What if a highly respected public health authority were to tell you there’s a public health crisis that may become our 21st-century fiscal nightmare? What if he were the public health official most responsible for turning HIV/AIDs from a certain death sentence into a manageable illness in two decades? And what if that expert also warned that this “time bomb” was a scourge that, due to the tragic and cruel torture it inflicts on its victims, also demanded on ethical grounds to be elevated to a human rights issue?
All of these declarations were actually made last week in London at the Alzheimer’s Disease International global meeting. Let’s hope the FDA and their global counterparts were listening – and are still absorbing the messages. And let’s hope those messages traveled from the Excel Center up to the European Medicines Agency located just a few train stops away at Canary Wharf.
Make no mistake: This was pure inspiration from Dr. Peter Piot, the public-health-official-cum-international-civil-servant. It was a genuine, forthright and – let’s hope – agenda-setting speech that will shape global health priorities for decades to come.
Dr. Piot, who served as executive director of the United Nation’s UNAIDS organization and now serves at Imperial College in London, delivered an impassioned call to action before some 1500 scientists, patients, caregivers, advocate, and health officials who gathered from every corner of the globe. According to Piot, we need a global political movement to fund cures and preventions as the global aging phenomenon will give rise to unprecedented rates of Alzheimer’s. In short, we need to rally against Alzheimer’s exactly as we did with HIV/AIDS in order to make a difference.
Dr. Piot’s position already has some backing. In the last six years, nine countries have created national Alzheimer’s plans. In France, England, Australia, Wales, Scotland, The Netherlands, South Korea, Norway, and most recently the U.S., there are already government-based national plans. Last September, the health ministers and heads of state opened the UN General Assembly by issuing a global call to action against non-communicable diseases (NCDs), adding an entire section on Alzheimer’s alone.
This May, at the annual World Health Assembly, we can expect equal visibility when all Ministers of Health gather to pass the Japanese-sponsored resolution, “Strengthening NCD Policies to Promote Active Aging.” Japan, home to the world’s oldest population, has come to understand the inadequacy of current tools to handle tomorrow’s crisis.

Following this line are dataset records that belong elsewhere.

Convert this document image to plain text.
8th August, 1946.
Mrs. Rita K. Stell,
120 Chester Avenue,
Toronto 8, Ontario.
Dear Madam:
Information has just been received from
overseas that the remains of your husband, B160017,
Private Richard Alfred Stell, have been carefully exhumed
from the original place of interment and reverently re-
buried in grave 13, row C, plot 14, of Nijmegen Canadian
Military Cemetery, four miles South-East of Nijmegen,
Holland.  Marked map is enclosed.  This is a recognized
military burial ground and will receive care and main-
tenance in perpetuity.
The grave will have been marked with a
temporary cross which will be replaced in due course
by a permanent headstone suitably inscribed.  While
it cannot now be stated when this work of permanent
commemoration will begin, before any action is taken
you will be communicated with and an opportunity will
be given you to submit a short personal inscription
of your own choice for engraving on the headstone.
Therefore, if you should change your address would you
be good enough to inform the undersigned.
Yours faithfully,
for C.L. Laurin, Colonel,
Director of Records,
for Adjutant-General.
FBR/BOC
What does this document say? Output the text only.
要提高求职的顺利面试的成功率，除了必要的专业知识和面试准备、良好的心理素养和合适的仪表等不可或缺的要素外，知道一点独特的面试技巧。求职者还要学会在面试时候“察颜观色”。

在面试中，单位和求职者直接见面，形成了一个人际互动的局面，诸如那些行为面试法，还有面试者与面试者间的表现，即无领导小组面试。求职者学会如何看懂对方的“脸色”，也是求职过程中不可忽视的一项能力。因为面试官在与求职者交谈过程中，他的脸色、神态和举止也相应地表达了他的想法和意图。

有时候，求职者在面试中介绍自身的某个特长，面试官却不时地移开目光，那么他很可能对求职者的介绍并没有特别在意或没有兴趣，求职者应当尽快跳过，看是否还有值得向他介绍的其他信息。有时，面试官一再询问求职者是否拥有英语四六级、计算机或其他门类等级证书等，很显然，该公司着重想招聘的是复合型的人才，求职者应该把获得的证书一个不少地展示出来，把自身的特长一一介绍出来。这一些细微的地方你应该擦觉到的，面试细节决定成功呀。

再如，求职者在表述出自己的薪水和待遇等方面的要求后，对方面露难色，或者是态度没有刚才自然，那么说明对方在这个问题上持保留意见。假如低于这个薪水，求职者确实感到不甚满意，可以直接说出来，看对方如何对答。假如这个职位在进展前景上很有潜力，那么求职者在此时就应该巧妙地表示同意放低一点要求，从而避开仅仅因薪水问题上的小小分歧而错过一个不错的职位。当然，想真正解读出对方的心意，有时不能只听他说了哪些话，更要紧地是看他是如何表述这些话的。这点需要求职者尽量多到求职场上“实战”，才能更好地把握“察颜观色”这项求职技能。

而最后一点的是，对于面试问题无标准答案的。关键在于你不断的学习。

In the U.S., the government has finally begun to recognize that its heroic spending on basic research on other NCDs like cancer and cardiovascular disease are outpacing spending on Alzheimer’s research to an embarrassing degree. Spending on cancer, for example, is ten times what it is for Alzheimer’s right now, and it’s five times greater for cardiovascular disease and double for diabetes.
Unsurprisingly, in the past decade, Alzheimer’s-related deaths rose 66 percent, while deaths attributed other NCDs fell 20 percent. With the risk of Alzheimer’s at 1 in 8 for people over age 65 and 1 in 2 for the over-85 group, this simply must change.
Already, Alzheimer’s consumes $604 billion annually, a full 1 percent of global GDP. As people live longer than ever before, the explosive trajectory of this spending is clear, and Alzheimer’s really is the “time bomb” among us. Dr. Piot’s speech last week has marked a historic moment. He’s led a rescue team before, and it is time to follow him again.
With a “time bomb” among us, we must work diligently to defuse it.
Michael W. Hodin, Ph.D., is Adjunct Senior Fellow at The Council on Foreign Relations, and Executive Director of The Global Coalition on Aging.